The district tests are not helpful.  We need time to teach the TEKS given from Austin.

No one has seen the STAAR, so no one knows what will be on it.  That's why it doesn't count.

But DISD, predicatably, is ramping UP its test-writing department trying to second-guess a test no one has seen.  DISD should chill out, wait to see what the real test looks like, and suspend other district-written "practice" tests until then.

Again:  we need time to TEACH.  KIds really do want to learn; they are hard-wired to learn.

DISD kids lost a minimum of 2 days last week to testing; at the more humane schools they lost 4 days.  Private school kids, meanwhile, were learning.

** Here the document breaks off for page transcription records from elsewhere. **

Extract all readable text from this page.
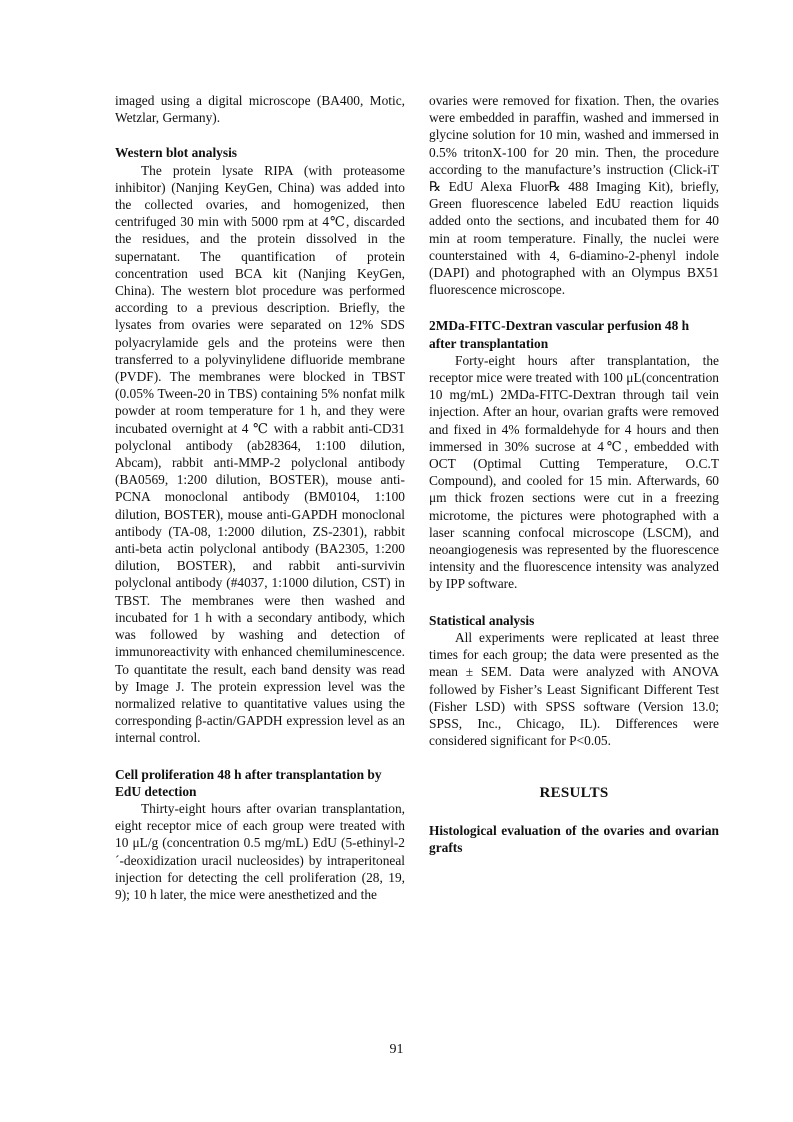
imaged using a digital microscope (BA400, Motic, Wetzlar, Germany).

Western blot analysis

The protein lysate RIPA (with proteasome inhibitor) (Nanjing KeyGen, China) was added into the collected ovaries, and homogenized, then centrifuged 30 min with 5000 rpm at 4℃, discarded the residues, and the protein dissolved in the supernatant. The quantification of protein concentration used BCA kit (Nanjing KeyGen, China). The western blot procedure was performed according to a previous description. Briefly, the lysates from ovaries were separated on 12% SDS polyacrylamide gels and the proteins were then transferred to a polyvinylidene difluoride membrane (PVDF). The membranes were blocked in TBST (0.05% Tween-20 in TBS) containing 5% nonfat milk powder at room temperature for 1 h, and they were incubated overnight at 4 ℃ with a rabbit anti-CD31 polyclonal antibody (ab28364, 1:100 dilution, Abcam), rabbit anti-MMP-2 polyclonal antibody (BA0569, 1:200 dilution, BOSTER), mouse anti-PCNA monoclonal antibody (BM0104, 1:100 dilution, BOSTER), mouse anti-GAPDH monoclonal antibody (TA-08, 1:2000 dilution, ZS-2301), rabbit anti-beta actin polyclonal antibody (BA2305, 1:200 dilution, BOSTER), and rabbit anti-survivin polyclonal antibody (#4037, 1:1000 dilution, CST) in TBST. The membranes were then washed and incubated for 1 h with a secondary antibody, which was followed by washing and detection of immunoreactivity with enhanced chemiluminescence. To quantitate the result, each band density was read by Image J. The protein expression level was the normalized relative to quantitative values using the corresponding β-actin/GAPDH expression level as an internal control.

Cell proliferation 48 h after transplantation by EdU detection

Thirty-eight hours after ovarian transplantation, eight receptor mice of each group were treated with 10 μL/g (concentration 0.5 mg/mL) EdU (5-ethinyl-2´-deoxidization uracil nucleosides) by intraperitoneal injection for detecting the cell proliferation (28, 19, 9); 10 h later, the mice were anesthetized and the

ovaries were removed for fixation. Then, the ovaries were embedded in paraffin, washed and immersed in glycine solution for 10 min, washed and immersed in 0.5% tritonX-100 for 20 min. Then, the procedure according to the manufacture’s instruction (Click-iT ℞ EdU Alexa Fluor℞ 488 Imaging Kit), briefly, Green fluorescence labeled EdU reaction liquids added onto the sections, and incubated them for 40 min at room temperature. Finally, the nuclei were counterstained with 4, 6-diamino-2-phenyl indole (DAPI) and photographed with an Olympus BX51 fluorescence microscope.

2MDa-FITC-Dextran vascular perfusion 48 h after transplantation

Forty-eight hours after transplantation, the receptor mice were treated with 100 μL(concentration 10 mg/mL) 2MDa-FITC-Dextran through tail vein injection. After an hour, ovarian grafts were removed and fixed in 4% formaldehyde for 4 hours and then immersed in 30% sucrose at 4℃, embedded with OCT (Optimal Cutting Temperature, O.C.T Compound), and cooled for 15 min. Afterwards, 60 μm thick frozen sections were cut in a freezing microtome, the pictures were photographed with a laser scanning confocal microscope (LSCM), and neoangiogenesis was represented by the fluorescence intensity and the fluorescence intensity was analyzed by IPP software.

Statistical analysis

All experiments were replicated at least three times for each group; the data were presented as the mean ± SEM. Data were analyzed with ANOVA followed by Fisher’s Least Significant Different Test (Fisher LSD) with SPSS software (Version 13.0; SPSS, Inc., Chicago, IL). Differences were considered significant for P<0.05.

RESULTS

Histological evaluation of the ovaries and ovarian grafts

91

And we wonder why there is an achievement gap between affluent kids and poor kids.

Yeah Right...
Yeah Right...

     2 days, but in some schools the entire school was required to stay in place, no passing of classes, so that the building was quiet for the testing grade. Some say the tests were very much like the benchmarks used to prep for TAKS. Each test is 3 hours, unless everyone finishes sooner (if allowed).     Next year 4th and 7th will be added to the testing schedule 5th and 8th are experiencing, the year after that 6th and anyone else I forgot will be added to the testing regime.     The old benchmark was supposeddddddd to be diagnostic, to help teachers spot areas to work on. Except it took weeks to get the scores back (teachers shouldn't check their own students' diagnostics) and the reports were in formats more helpful to administration.     Prep and diagnostic testing is good in its place, but I'm not really impressed with how the district is deciding to implement it in their "lockstep" method.